Come scrive a pagina 59, citando Émile Zola: «la cosa peggiore è quello stile pulito, che scivola via in modo facile e molle, quel diluvio di luoghi comuni, di immagini consuete che fa esprimere al grosso pubblico il giudizio allettante “È scritto bene!” E no! È scritto male, dal momento che non ha una vita propria, un sapore originale, anche a spese della correttezza e della proprietà della lingua». Questo fa venire in mente una delle frasi più comuni che troviamo nel sub-lettore entusiasta: “Si legge d’un fiato!”, come se questo conferisse il pregio supremo, quello che gratifica e santifica allo stesso tempo, apponendo il visto di approvazione. Invece è il classico indice del risultato mediocre, riproducibile, standardizzato, che non può servire ad altro se non a muovere la cassa dei denari e le macchine della stampa, degli editor, della distribuzione, fino a intasare le librerie. La negazione di quella che si chiama letteratura, che è anche improvvisazione, esperimento, stile personale che ha una logica propria. Davvero avvilente.
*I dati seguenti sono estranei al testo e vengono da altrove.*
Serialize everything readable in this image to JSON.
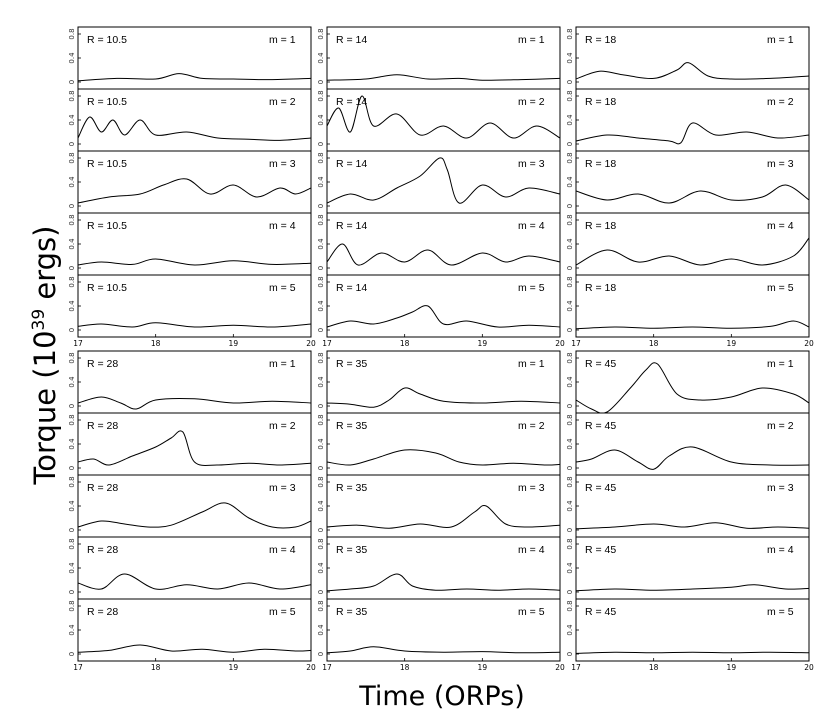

Non ho nulla da aggiungere a queste parole. Balzac scriveva male (secondo Flaubert), Dostoevskij è prolisso e ridondante e per giunta si avvale spesso di plot popolareschi come il giallo o di storie d’appendice come nei feuilleton francesi. Scrivere bene vuol dire nient’altro che questo: raggiungere una temperatura personale, uno stile, che è una maniera assoluta di vedere le cose e dare a noi lettori degli scorci attraverso i quali conoscere e ri-conoscere il mondo interiore che ci assedia e quello esterno che ci circonda. E per far ciò la scuola della vita basta e avanza. E infine c’è la scuola di sempre: leggere i Maestri. Lo dico ancora con Flaubert: «Si sta attaccati al culo dei maestri come nel passato. A ripetere sempre le stesse anticaglie umanistiche ed estetiche».